One of the traps we sometimes fall into as leaders is imagining that we are not dependent on anyone else. We convince ourselves that we alone are capable of securing the outcomes that lead to whatever we define as “success.” We may even convince ourselves that we as individuals are more indispensable than anyone else on the team…and that we, therefore, matter more than the team matters. In reality, the team comes first! All human beings depend on other human beings to achieve their full potential and to attain any meaningful goal. This reality is reflected in the accountability commitment I call “It’s all of us.” When accountable leaders make this commitment, they are saying, “We succeed together. We fail together. We are all on the journey together.” They are not pretending to be Superman. They are putting the team first.
Real leadership, accountable leadership, knows we are all on this journey of life together. Accountable leadership is not about proving how great you are as an individual, or how powerful or smart you are, or how much you can achieve on your own. It is about building and sustaining relationships, because, in the final analysis, a team focus is essential to any meaningful victory! We really do need each other. At no point is this truth clearer than when you come face-to-face with a major physical challenge, as I did recently.
I woke up one morning and found I was experiencing some back pain. At first, I thought I could wait it out, though it would go away on its own. After all (I told myself) that’s usually what happens when we feel a twinge or a pain. It recedes. But this one didn’t recede. Day by day, it got steadily worse. Before long I had to admit to myself that what I was going through was the recurrence of a disc problem I had been treated for a few years earlier.
To make a long story short, I quickly realized I was in a serious situation. This was not going away. There was going to be no playing Superman here. I could not tough it out. I needed help.
My main doctor was on vacation. We could not find any back doctors who were available. Everyone seemed to be out of town. On a hunch, my wife Renee called a friend, who had the contact information for an orthopaedist we had crossed paths with several times socially: Dr. Rob Kramer. We were lucky enough to reach Dr. Kramer by phone. Over the next few days, he proceeded to give me a powerful lesson in accountable leadership.
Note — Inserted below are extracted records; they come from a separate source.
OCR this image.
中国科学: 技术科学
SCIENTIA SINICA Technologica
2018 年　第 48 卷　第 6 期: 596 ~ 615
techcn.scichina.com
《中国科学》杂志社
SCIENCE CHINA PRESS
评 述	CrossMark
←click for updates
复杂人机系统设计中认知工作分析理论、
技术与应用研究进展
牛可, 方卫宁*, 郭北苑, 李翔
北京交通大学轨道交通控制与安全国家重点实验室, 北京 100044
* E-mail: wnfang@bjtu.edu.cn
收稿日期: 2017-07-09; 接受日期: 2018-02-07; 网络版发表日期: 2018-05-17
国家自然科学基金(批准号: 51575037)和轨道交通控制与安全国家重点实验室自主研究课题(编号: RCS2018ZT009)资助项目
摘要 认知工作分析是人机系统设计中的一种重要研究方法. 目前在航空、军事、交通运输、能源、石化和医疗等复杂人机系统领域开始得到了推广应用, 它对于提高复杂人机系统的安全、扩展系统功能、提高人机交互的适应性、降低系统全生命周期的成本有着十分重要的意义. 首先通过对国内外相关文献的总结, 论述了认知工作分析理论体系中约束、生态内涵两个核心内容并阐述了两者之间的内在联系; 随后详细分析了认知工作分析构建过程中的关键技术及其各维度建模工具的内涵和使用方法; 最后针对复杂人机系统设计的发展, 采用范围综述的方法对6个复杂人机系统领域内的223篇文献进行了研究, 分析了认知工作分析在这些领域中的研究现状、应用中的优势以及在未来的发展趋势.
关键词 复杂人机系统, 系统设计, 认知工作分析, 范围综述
To understand this particular lesson, you need to understand the following things. First and foremost, I was not Dr. Kramer’s patient, nor were we close friends. We knew each other well enough through mutual friends to say hello to each other. That was it. Second, this was the weekend. He was not on duty. Third, Dr. Kramer was headed out of town, getting ready to go to a funeral. Fourth, he did not even specialize in back problems. He specialized in hips. He was not ever going to be the guy who solved this problem.
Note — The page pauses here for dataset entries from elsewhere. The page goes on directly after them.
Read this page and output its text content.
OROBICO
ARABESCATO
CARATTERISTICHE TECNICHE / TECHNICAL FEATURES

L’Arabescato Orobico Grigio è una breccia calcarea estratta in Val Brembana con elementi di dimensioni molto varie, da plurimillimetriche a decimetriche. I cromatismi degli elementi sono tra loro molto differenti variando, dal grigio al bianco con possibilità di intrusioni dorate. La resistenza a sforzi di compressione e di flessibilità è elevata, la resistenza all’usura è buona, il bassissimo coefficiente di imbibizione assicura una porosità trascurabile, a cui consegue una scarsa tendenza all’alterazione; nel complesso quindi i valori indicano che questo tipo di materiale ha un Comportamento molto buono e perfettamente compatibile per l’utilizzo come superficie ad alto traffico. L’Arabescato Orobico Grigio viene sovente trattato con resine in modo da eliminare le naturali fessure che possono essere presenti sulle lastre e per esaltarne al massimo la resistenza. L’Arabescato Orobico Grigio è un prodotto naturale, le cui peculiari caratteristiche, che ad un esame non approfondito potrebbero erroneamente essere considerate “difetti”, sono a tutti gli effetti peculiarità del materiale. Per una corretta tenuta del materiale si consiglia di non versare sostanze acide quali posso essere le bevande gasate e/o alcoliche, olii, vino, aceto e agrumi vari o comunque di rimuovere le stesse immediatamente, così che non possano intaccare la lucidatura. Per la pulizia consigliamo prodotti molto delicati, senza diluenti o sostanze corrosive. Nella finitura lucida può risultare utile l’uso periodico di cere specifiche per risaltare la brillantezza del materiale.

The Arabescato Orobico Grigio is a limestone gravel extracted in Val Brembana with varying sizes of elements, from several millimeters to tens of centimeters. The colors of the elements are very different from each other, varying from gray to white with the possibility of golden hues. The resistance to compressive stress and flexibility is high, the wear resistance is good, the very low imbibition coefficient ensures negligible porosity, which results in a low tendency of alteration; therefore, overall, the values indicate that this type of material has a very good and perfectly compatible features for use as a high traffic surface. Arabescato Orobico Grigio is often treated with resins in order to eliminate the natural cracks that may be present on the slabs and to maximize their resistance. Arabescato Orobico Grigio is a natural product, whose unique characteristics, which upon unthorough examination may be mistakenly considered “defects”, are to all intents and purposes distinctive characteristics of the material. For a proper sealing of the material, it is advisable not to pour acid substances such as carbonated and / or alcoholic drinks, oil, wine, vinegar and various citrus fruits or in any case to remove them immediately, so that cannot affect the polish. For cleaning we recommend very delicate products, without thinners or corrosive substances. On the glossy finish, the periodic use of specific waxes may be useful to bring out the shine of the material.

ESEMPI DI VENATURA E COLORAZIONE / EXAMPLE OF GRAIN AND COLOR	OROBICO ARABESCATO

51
Despite all of that, he stepped up.
Even though he was traveling, Dr. Kramer set up a plan that would help me to get the care I needed quickly. Renee could drive me into his office when he returned on Tuesday, and he could look me over and set up a referral that pointed me toward the best back doctor in St. Louis. As it happened, he was booked solid on Tuesday, but he agreed to skip his lunch hour so that he could examine me and get me the referral I needed. We were very grateful for the help, and we said so. We booked the appointment.
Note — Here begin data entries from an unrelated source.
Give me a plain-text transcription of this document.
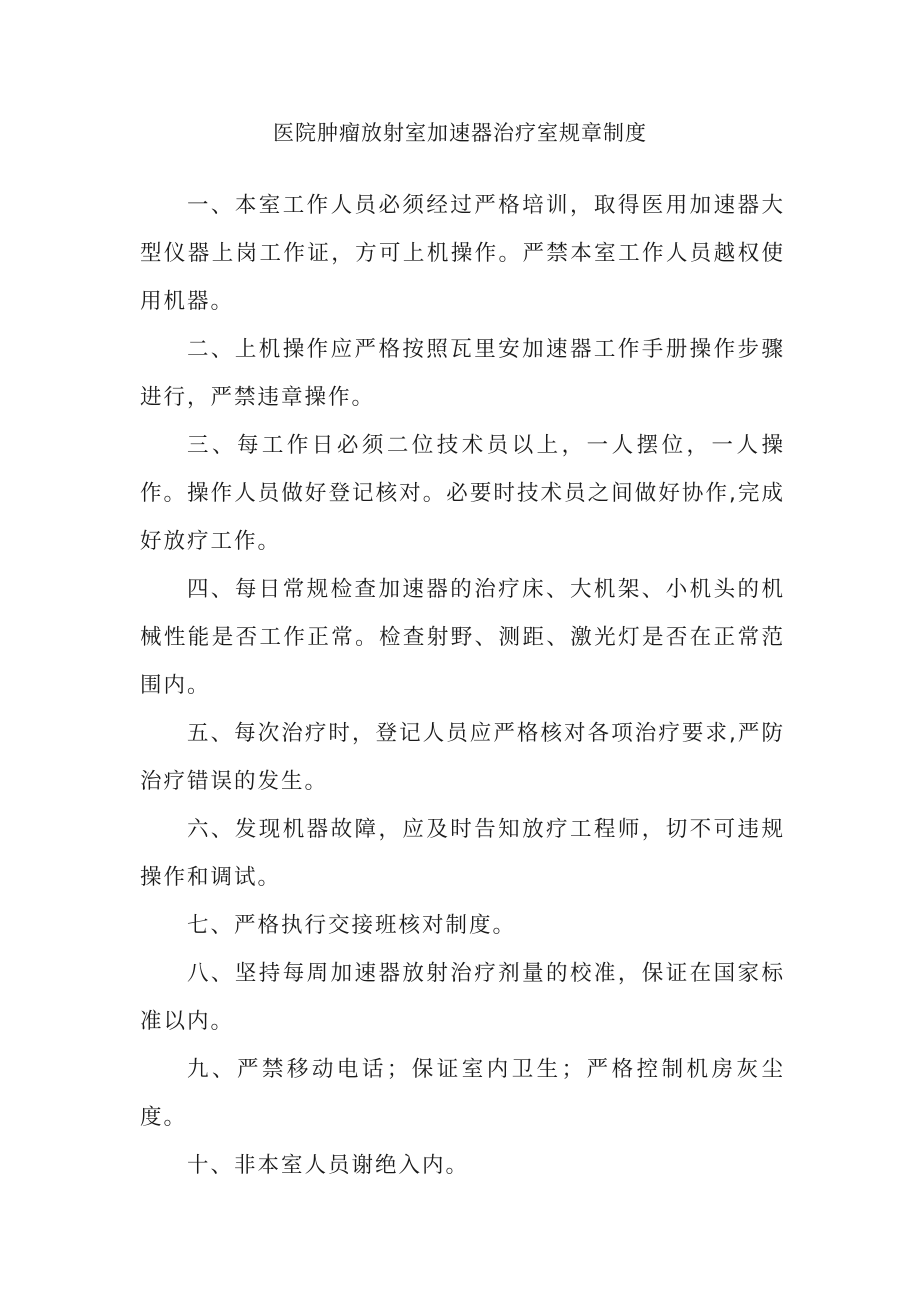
医院肿瘤放射室加速器治疗室规章制度

一、本室工作人员必须经过严格培训，取得医用加速器大型仪器上岗工作证，方可上机操作。严禁本室工作人员越权使用机器。

二、上机操作应严格按照瓦里安加速器工作手册操作步骤进行，严禁违章操作。

三、每工作日必须二位技术员以上，一人摆位，一人操作。操作人员做好登记核对。必要时技术员之间做好协作,完成好放疗工作。

四、每日常规检查加速器的治疗床、大机架、小机头的机械性能是否工作正常。检查射野、测距、激光灯是否在正常范围内。

五、每次治疗时，登记人员应严格核对各项治疗要求,严防治疗错误的发生。

六、发现机器故障，应及时告知放疗工程师，切不可违规操作和调试。

七、严格执行交接班核对制度。

八、坚持每周加速器放射治疗剂量的校准，保证在国家标准以内。

九、严禁移动电话；保证室内卫生；严格控制机房灰尘度。

十、非本室人员谢绝入内。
Then things got interesting. I took a major turn for the worse. I won’t sugar coat it: I was in agony. We called Dr. Kramer again, and again he stepped up. After he heard what I was going through, he said, “Here’s what you need to do. Go to the emergency room. Admit yourself. Explain what’s going on. Insist that they give you an MRI. That’s what a back specialist is going to need to see when you do finally get one, and at this point, you don’t want to have to wait any longer to get that MRI started than you absolutely have to. I’ll make some calls and see who I can point in your direction.”
We followed his instructions to the letter. Thanks to Dr. Kramer, I got the MRI, the referral, and the treatment I needed. I am now on the mend because he chose to step up. Again: I was not his patient…he was out of town…and he hardly knew me!
Dr. Kramer knew, and acted on, what all truly great leaders know and act on: We must step up for each other. We are all interconnected and interdependent. We are all in this together. He came across someone who needed help, and his very first instinct was to serve, though he could have found plenty of reasons not to do that. By treating my emergency as his own, he chose the path of accountability, the path of “it’s all of us.” And I want to thank him here, for all the world to see, for choosing that path.
What if all of us were looking to be of service like that? What if we decided our “team” was the entire human family? What if we looked for what was most urgently needed in any given situation, with any and every human being, and asked ourselves how we could help to fill that need? What if each and every one of us started from the premise of “it’s all of us”? What if we stopped playing Superman, and started recognizing that accountable leadership is leadership that recognizes, acknowledges, and celebrates our interdependence on each other? What kind of world would we live in?